". . . And his son with golden wings leap, thrust, fly . . ." by Chris Lane in Ray Bradbury's Ahmed and the Oblivion Machines: A Fable, (New York: HarperCollins, 1998), page 45.
“Higher,” cried Ahmed, “I must see!”
And Gonn-Ben-Allah spun higher to see the man and his son with golden wings leap, thrust, fly off the cliff, with the son mounting higher and higher as the old man, alarmed, tried to shout him down. But the noon sun fired his wings to melt the wax to golden tears which dripped from wrist, elbow, and arm. And he fell like a stone from the sky.
“Catch him!” Ahmed exclaimed.
“I cannot.”
“You are a god who can do anything.”
“And he is a mortal who must try everything.”
And the flier with golden wings struck the sea and sank in bright rings, and the sea was silent as the sun died and the moon returned.
“How terrible!” Ahmed exclaimed.
“Oh, how brave,” said Gonn.
They circled to see the father hover to mourn above the quiet surf.
“Did,” said Ahmed, “all this truly happen? It must be so.”
“Then it is so.”
“Though his wings melted and he fell?”
“Even so. There is never failure in trying.
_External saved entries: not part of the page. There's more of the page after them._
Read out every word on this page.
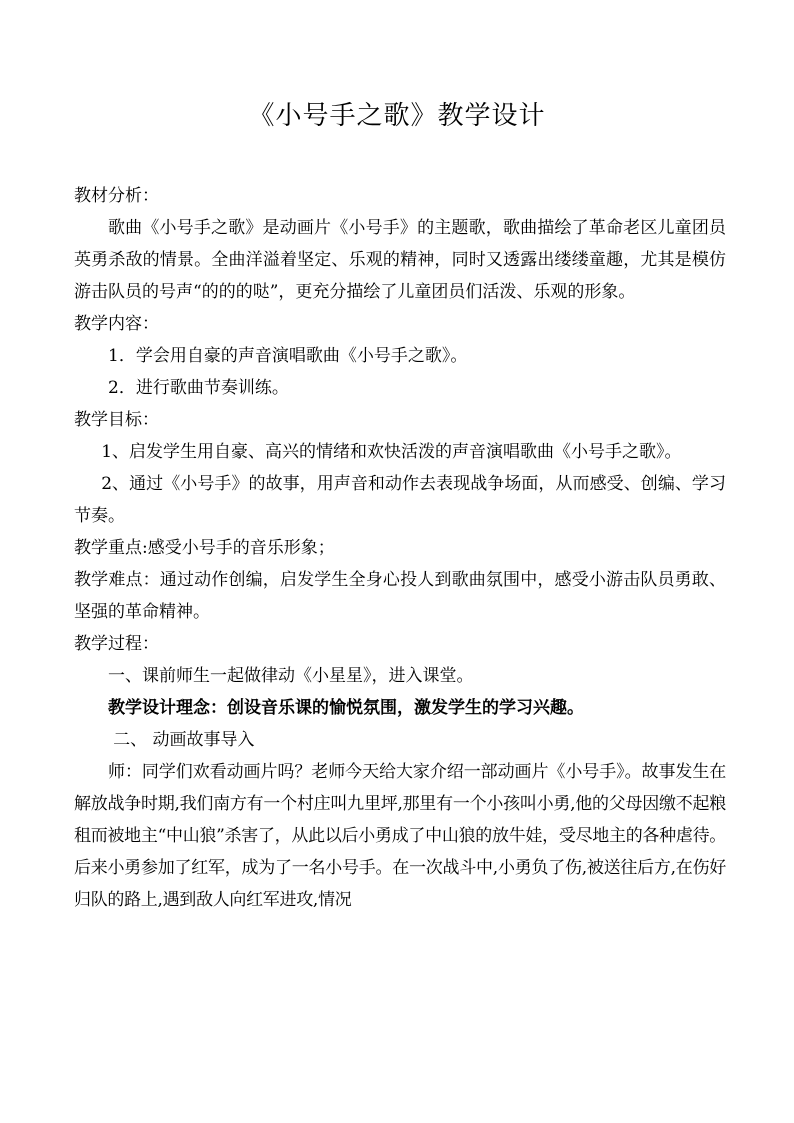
《小号手之歌》教学设计

教材分析：

歌曲《小号手之歌》是动画片《小号手》的主题歌，歌曲描绘了革命老区儿童团员英勇杀敌的情景。全曲洋溢着坚定、乐观的精神，同时又透露出缕缕童趣，尤其是模仿游击队员的号声“的的的哒”，更充分描绘了儿童团员们活泼、乐观的形象。

教学内容：

1．学会用自豪的声音演唱歌曲《小号手之歌》。

2．进行歌曲节奏训练。

教学目标：

1、启发学生用自豪、高兴的情绪和欢快活泼的声音演唱歌曲《小号手之歌》。

2、通过《小号手》的故事，用声音和动作去表现战争场面，从而感受、创编、学习节奏。

教学重点:感受小号手的音乐形象；

教学难点：通过动作创编，启发学生全身心投人到歌曲氛围中，感受小游击队员勇敢、坚强的革命精神。

教学过程：

一、课前师生一起做律动《小星星》，进入课堂。

教学设计理念：创设音乐课的愉悦氛围，激发学生的学习兴趣。

二、 动画故事导入

师：同学们欢看动画片吗？老师今天给大家介绍一部动画片《小号手》。故事发生在解放战争时期,我们南方有一个村庄叫九里坪,那里有一个小孩叫小勇,他的父母因缴不起粮租而被地主“中山狼”杀害了，从此以后小勇成了中山狼的放牛娃，受尽地主的各种虐待。后来小勇参加了红军，成为了一名小号手。在一次战斗中,小勇负了伤,被送往后方,在伤好归队的路上,遇到敌人向红军进攻,情况
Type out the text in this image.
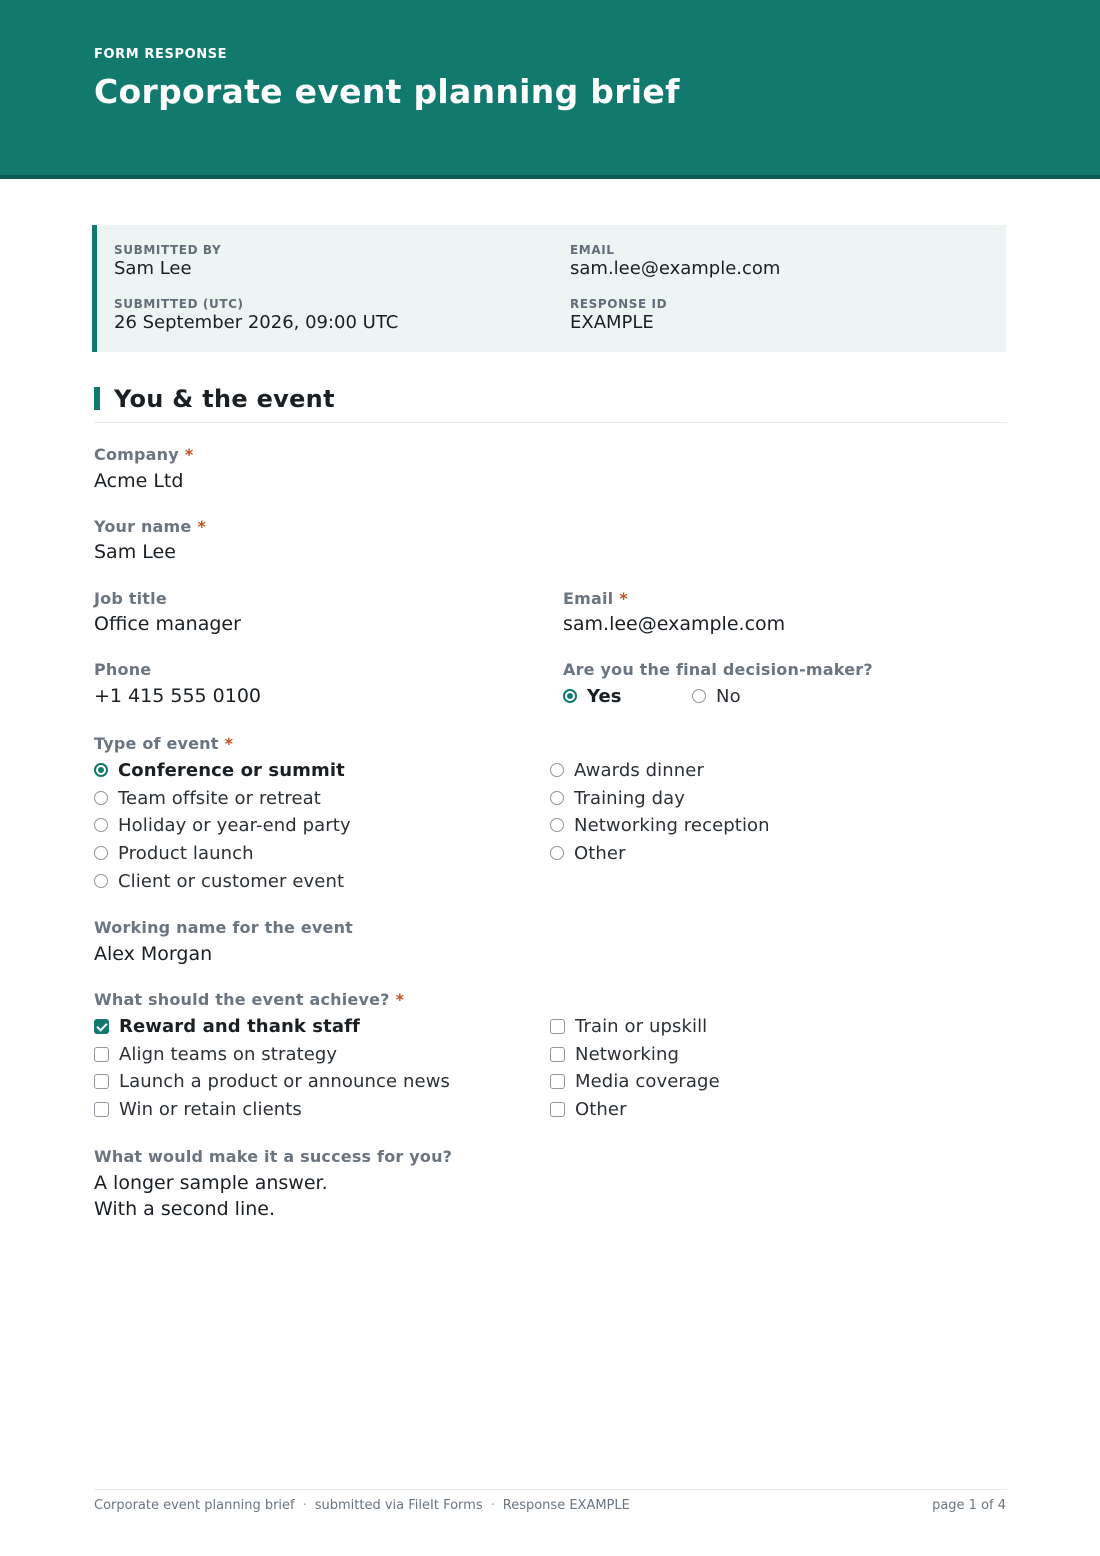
FORM RESPONSE
Corporate event planning brief
SUBMITTED BY
Sam Lee
EMAIL
sam.lee@example.com
SUBMITTED (UTC)
26 September 2026, 09:00 UTC
RESPONSE ID
EXAMPLE
You & the event
Company *
Acme Ltd
Your name *
Sam Lee
Job title
Office manager
Email *
sam.lee@example.com
Phone
+1 415 555 0100
Are you the final decision-maker?
Yes	No
Type of event *
Conference or summit
Team offsite or retreat
Holiday or year-end party
Product launch
Client or customer event
Awards dinner
Training day
Networking reception
Other
Working name for the event
Alex Morgan
What should the event achieve? *
Reward and thank staff
Align teams on strategy
Launch a product or announce news
Win or retain clients
Train or upskill
Networking
Media coverage
Other
What would make it a success for you?
A longer sample answer.
With a second line.
Corporate event planning brief · submitted via FileIt Forms · Response EXAMPLE	page 1 of 4
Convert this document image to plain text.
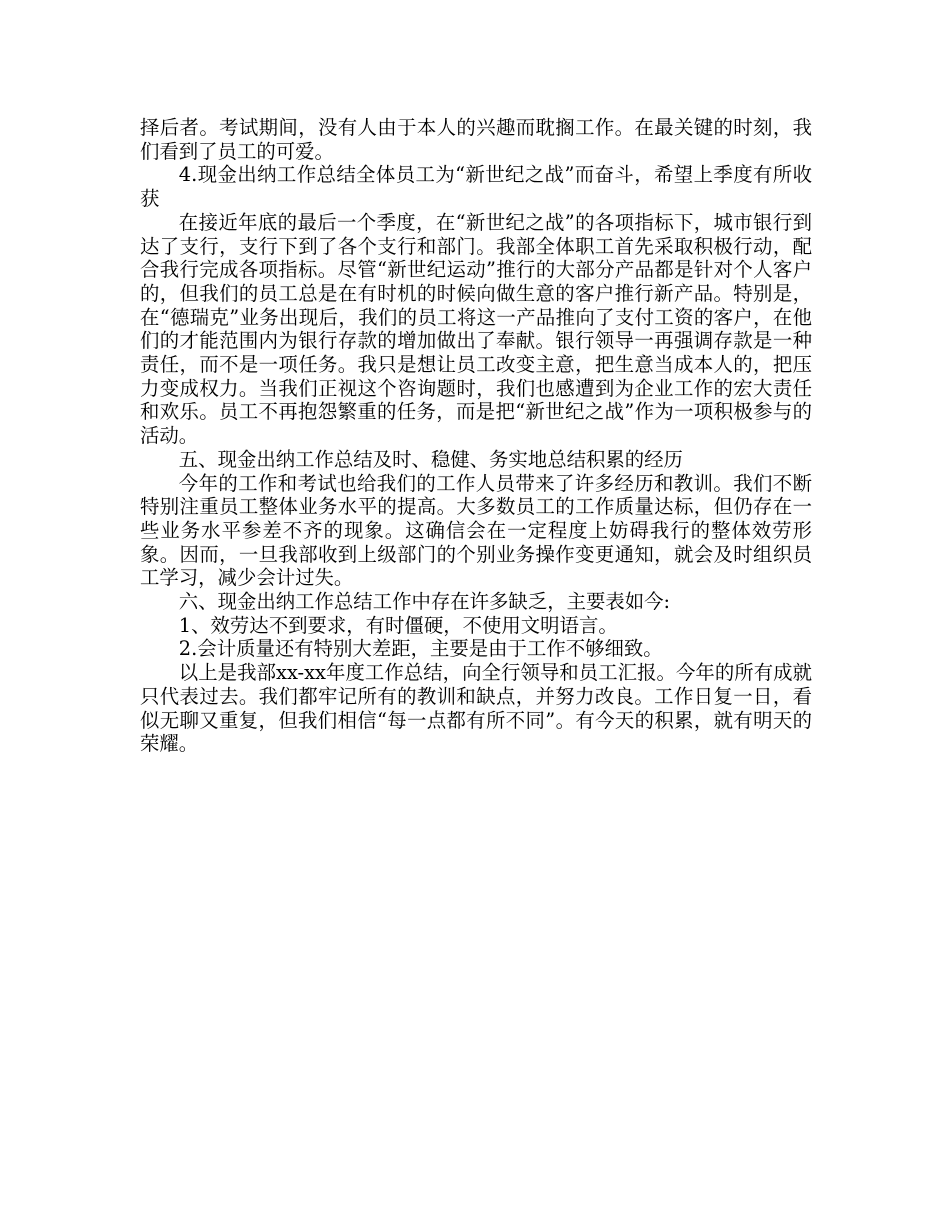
择后者。考试期间，没有人由于本人的兴趣而耽搁工作。在最关键的时刻，我们看到了员工的可爱。

4.现金出纳工作总结全体员工为“新世纪之战”而奋斗，希望上季度有所收获

在接近年底的最后一个季度，在“新世纪之战”的各项指标下，城市银行到达了支行，支行下到了各个支行和部门。我部全体职工首先采取积极行动，配合我行完成各项指标。尽管“新世纪运动”推行的大部分产品都是针对个人客户的，但我们的员工总是在有时机的时候向做生意的客户推行新产品。特别是，在“德瑞克”业务出现后，我们的员工将这一产品推向了支付工资的客户，在他们的才能范围内为银行存款的增加做出了奉献。银行领导一再强调存款是一种责任，而不是一项任务。我只是想让员工改变主意，把生意当成本人的，把压力变成权力。当我们正视这个咨询题时，我们也感遭到为企业工作的宏大责任和欢乐。员工不再抱怨繁重的任务，而是把“新世纪之战”作为一项积极参与的活动。

五、现金出纳工作总结及时、稳健、务实地总结积累的经历

今年的工作和考试也给我们的工作人员带来了许多经历和教训。我们不断特别注重员工整体业务水平的提高。大多数员工的工作质量达标，但仍存在一些业务水平参差不齐的现象。这确信会在一定程度上妨碍我行的整体效劳形象。因而，一旦我部收到上级部门的个别业务操作变更通知，就会及时组织员工学习，减少会计过失。

六、现金出纳工作总结工作中存在许多缺乏，主要表如今:

1、效劳达不到要求，有时僵硬，不使用文明语言。

2.会计质量还有特别大差距，主要是由于工作不够细致。

以上是我部xx-xx年度工作总结，向全行领导和员工汇报。今年的所有成就只代表过去。我们都牢记所有的教训和缺点，并努力改良。工作日复一日，看似无聊又重复，但我们相信“每一点都有所不同”。有今天的积累，就有明天的荣耀。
Not to try is the greater death.”
“But what does it mean?”
“It means,” said Gonn-Ben-Allah, “that you must toss feathers in the wind and guess their directions to all points of the heart’s compass. It means you must jump off cliffs and build your wings on the way down!”
“And fall? And never fear?”
“Fear, yes, but brave beyond fear.”
“That is a big thing for a boy.”
“Grow with its bigness, let it burst your skin to let forth—lo!—the butterfly. Quick!”
— Ray Bradbury in Ahmed and the Oblivion Machines: A Fable, (New York: Avon Books, 1998), p. 44.